When it comes to big decisions like opening up a new location, it often helps to sweat the small stuff. Here’s a quick list of questions I ended up having to ask myself when my company made the move from New York to St. Louis.
What do Google, Facebook and Apple have in common? They’re all Silicon Valley giants, innovators who transformed the tech space forever — and they all picked terrible headquarters for their business. Each of these companies is located more than three miles away from the nearest regional rail station, and that’s a problem that may hurt their bottom lines sooner rather than later.
A study released by San Francisco-based research organization SPUR found that the problem of inconvenient location is widespread in Silicon Valley, making it more expensive, time-consuming and frustrating for Silicon Valley startup workers to get to and from their jobs. If you think something as minor as a bad commute isn’t enough to hurt a giant Silicon Valley company, consider the ouster of Reddit’s CEOin 2014 after attempting to move the company’s headquarters to an inconvenient area.
These examples just go to show how even the finer details about your location that seem inconsequential can quickly grow into vexing problems. When my New York-based content marketing startup Longneck & Thunderfoot (L&T) opened up an office in St. Louis, we quickly learned how important it is to consider not just the big picture of what expansion into the Midwest would mean for our business, but the smaller logistical details that would influence our ability to succeed there. Here are six questions I recommend you answer before moving to a new location.
1. Can you build a list of potential clients in the region that moving would enable you to serve better?
For B2C companies, this essentially comes down to a question of market research — how certain are you that there will be a strong demand for your products or services in this new location? Conducting market research is an elementary step in any new business venture, but some companies expand primarily so they can market themselves as national brands, leading them to create new branches without thoroughly considering how to support them.

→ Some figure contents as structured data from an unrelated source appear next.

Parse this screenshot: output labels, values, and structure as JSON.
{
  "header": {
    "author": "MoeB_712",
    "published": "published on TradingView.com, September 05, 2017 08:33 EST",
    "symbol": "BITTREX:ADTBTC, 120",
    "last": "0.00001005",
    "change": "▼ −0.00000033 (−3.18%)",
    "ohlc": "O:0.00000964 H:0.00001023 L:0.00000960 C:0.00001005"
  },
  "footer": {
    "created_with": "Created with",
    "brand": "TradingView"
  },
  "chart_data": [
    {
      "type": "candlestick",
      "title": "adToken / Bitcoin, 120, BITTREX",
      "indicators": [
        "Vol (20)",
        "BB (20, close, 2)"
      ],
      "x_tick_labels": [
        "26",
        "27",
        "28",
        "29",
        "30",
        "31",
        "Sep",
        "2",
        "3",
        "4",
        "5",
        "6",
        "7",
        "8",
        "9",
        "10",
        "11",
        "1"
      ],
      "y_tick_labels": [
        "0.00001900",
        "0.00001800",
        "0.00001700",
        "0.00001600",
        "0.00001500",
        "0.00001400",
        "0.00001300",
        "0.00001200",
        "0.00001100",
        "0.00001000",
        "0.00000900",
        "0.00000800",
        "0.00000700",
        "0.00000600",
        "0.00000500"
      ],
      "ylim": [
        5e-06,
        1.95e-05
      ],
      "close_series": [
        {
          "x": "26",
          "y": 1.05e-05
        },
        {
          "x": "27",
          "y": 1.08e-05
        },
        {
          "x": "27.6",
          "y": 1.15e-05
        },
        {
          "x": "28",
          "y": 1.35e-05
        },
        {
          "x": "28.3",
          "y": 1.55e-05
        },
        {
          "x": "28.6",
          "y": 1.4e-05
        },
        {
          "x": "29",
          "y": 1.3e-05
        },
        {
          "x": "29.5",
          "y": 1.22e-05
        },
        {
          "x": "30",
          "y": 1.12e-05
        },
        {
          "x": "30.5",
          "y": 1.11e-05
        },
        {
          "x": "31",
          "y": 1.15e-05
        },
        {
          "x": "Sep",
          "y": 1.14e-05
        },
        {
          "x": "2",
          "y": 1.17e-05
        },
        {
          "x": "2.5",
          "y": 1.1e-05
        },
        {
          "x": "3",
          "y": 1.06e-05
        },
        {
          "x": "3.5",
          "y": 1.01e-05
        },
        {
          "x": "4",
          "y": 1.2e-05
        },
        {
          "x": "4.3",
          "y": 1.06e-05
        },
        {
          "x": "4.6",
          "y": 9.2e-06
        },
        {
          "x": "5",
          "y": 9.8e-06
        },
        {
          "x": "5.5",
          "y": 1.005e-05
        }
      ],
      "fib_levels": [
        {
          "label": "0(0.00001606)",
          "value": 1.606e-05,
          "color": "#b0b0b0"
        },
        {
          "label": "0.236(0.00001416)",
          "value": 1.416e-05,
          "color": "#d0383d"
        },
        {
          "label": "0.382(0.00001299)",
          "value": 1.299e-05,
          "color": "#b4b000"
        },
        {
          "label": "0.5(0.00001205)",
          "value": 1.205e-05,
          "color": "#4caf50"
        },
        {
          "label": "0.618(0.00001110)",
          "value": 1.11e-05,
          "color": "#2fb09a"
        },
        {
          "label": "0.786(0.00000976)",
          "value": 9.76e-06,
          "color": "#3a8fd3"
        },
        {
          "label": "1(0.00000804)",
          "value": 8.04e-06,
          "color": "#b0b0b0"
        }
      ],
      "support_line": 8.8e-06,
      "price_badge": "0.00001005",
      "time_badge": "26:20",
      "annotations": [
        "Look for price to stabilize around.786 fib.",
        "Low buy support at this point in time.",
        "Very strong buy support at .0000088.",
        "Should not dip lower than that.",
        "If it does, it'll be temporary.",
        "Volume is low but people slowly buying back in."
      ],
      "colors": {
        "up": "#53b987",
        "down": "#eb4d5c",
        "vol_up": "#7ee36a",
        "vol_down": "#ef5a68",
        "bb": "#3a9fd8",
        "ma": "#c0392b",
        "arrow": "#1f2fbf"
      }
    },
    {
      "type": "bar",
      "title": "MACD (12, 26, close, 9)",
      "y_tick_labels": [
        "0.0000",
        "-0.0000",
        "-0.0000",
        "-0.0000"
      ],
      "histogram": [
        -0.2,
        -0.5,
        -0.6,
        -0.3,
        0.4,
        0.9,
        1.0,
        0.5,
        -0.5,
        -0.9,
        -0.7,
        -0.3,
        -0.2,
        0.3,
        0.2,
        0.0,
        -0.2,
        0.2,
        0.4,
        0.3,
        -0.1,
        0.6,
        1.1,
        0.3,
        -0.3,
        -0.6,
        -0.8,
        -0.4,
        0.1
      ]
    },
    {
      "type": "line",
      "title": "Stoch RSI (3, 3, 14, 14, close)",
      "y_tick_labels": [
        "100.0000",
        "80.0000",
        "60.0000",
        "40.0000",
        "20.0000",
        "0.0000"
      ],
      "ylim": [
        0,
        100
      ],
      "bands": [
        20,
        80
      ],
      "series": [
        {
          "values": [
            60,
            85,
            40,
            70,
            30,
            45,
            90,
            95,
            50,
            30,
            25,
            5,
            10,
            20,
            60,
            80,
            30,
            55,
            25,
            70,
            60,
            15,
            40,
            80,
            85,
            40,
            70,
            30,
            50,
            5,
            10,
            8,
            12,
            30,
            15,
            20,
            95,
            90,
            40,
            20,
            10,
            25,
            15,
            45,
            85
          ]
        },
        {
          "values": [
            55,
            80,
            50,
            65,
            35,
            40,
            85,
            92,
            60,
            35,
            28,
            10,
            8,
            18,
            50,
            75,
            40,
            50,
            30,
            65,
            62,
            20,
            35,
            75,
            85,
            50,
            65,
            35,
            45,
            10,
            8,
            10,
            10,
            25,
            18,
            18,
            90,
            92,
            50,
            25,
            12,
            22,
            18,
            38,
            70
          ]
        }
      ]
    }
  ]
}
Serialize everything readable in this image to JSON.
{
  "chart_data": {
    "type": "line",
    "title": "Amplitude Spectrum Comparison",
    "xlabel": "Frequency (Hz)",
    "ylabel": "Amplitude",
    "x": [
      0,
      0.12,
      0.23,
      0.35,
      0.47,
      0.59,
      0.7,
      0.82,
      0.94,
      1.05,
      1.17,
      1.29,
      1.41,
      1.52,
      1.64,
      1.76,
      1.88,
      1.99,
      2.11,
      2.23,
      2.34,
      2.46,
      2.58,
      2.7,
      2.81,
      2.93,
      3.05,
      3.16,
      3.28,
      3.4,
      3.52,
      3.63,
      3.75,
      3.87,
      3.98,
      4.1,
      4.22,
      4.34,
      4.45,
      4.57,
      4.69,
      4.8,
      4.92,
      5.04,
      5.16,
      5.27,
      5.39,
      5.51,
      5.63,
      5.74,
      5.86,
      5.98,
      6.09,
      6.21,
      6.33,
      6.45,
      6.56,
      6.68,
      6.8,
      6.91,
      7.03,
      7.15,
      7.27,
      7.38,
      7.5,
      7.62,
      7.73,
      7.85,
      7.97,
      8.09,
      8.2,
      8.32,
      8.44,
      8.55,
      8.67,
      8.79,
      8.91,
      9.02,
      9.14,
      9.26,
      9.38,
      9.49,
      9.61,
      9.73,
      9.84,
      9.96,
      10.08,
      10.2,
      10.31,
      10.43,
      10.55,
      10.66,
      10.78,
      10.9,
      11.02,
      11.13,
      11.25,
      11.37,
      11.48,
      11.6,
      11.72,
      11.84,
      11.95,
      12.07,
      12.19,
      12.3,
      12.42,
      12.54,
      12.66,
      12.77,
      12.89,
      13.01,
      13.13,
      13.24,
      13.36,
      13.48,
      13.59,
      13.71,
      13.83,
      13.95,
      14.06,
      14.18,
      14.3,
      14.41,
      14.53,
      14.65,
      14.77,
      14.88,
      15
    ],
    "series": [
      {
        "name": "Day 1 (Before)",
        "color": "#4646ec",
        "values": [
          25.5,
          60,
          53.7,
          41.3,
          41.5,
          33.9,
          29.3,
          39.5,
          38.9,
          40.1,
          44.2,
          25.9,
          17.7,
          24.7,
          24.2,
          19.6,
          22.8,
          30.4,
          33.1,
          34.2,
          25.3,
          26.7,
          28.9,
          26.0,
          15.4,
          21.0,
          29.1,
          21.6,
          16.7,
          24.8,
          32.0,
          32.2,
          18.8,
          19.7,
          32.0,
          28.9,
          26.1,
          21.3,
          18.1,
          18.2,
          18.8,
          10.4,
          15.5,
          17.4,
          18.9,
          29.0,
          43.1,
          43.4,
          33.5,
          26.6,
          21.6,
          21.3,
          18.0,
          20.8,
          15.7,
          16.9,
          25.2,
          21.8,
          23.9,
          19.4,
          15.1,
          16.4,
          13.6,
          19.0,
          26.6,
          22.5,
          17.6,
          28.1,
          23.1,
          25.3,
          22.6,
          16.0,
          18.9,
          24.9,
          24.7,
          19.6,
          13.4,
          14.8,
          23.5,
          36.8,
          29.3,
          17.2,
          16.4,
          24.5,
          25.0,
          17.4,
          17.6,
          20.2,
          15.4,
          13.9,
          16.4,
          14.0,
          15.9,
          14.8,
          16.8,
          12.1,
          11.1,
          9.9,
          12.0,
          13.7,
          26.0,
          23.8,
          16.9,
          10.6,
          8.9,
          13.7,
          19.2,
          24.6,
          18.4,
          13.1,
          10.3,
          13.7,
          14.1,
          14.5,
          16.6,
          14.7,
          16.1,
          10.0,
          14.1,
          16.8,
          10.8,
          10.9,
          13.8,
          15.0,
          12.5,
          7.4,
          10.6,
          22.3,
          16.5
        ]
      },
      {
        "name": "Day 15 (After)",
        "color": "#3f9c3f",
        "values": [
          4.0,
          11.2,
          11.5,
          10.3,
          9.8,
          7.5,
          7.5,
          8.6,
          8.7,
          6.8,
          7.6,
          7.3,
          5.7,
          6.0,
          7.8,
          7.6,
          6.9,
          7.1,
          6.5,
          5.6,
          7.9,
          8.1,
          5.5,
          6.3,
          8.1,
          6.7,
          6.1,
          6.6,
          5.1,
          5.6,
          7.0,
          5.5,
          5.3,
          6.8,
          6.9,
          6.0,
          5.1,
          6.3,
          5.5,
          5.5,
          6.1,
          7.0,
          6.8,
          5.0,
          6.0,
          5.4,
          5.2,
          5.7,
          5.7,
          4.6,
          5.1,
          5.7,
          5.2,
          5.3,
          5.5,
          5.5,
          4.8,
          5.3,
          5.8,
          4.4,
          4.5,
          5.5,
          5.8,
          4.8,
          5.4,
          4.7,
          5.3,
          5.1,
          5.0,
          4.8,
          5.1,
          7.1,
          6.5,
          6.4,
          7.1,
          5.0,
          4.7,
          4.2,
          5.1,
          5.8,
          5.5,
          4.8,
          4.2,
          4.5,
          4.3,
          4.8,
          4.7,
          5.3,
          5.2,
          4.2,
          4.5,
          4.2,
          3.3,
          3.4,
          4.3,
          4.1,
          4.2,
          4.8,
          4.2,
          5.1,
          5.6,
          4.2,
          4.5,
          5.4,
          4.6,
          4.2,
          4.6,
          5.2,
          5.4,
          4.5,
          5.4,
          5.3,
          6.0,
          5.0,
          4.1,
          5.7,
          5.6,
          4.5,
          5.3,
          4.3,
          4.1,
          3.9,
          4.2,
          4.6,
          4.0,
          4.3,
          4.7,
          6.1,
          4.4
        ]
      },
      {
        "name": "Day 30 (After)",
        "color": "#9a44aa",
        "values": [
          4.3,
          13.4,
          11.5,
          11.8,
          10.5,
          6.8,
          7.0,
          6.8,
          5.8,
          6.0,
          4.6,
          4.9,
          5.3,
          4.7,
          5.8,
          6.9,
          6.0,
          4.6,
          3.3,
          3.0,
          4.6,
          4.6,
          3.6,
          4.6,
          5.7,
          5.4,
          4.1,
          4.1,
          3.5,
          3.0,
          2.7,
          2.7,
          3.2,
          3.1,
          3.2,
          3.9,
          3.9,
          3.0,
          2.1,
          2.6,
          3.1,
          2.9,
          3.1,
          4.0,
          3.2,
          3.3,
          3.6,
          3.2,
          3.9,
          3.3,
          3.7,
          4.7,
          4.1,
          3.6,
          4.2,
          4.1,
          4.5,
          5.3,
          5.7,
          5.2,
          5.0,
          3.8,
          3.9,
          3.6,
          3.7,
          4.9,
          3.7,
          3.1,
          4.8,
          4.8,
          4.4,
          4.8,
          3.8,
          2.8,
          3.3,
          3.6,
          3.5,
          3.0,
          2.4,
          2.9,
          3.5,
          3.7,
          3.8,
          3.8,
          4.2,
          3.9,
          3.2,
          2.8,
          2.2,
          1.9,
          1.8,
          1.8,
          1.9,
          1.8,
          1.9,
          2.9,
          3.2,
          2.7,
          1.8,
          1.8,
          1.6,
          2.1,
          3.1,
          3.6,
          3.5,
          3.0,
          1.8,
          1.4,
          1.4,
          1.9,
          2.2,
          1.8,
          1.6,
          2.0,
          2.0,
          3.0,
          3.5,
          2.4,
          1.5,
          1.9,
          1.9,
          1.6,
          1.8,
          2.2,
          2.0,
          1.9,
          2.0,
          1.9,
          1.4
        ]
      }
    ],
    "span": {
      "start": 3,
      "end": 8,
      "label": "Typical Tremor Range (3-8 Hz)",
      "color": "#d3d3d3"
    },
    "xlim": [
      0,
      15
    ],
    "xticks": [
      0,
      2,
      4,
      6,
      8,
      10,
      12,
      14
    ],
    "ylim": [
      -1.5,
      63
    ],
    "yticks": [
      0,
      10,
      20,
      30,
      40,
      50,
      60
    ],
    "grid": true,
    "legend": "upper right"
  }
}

A B2B company like L&T shouldn’t even consider opening a new location before developing a strong list of clients they’d be able to serve there. It wasn’t until we’d compiled a list of around 100 strong leads in the local area that we saw St. Louis as a viable option for our next location.
2. Is the local business community welcoming of new entrants to the market?
First off, it’s always good to check the state and city tax codes to determine if your potential new location can offer your business any tax benefits. Is there a state income tax? Do you have to pay some percentage state tax for commercial leases? Will out-of-state online orders force you to jack up shipping costs? Failure to account for factors like these could doom your new operation before it ever launches.
L&T’s move to St. Louis was made possible in large part due to a generous subsidy from Arch Grants, a non-profit dedicated to incentivizing new businesses to move into the city. Research opportunities either provided by the government or by non-profits and incubators at the city’s Chamber of Commerce, and you could end up getting just the financial boost you need to effectively grow your business.
3. Is there a vibrant ecosystem of companies doing interesting things?
Unless you have very good reasons for doing so, it’s always best to avoid moving somewhere where there aren’t many startups around — it usually indicates that the business climate isn’t very favorable to new and small businesses seeking to innovate. A great business city will host a good mix of new disruptors and a solid roster of larger, traditional businesses to support, partner with and patronize them.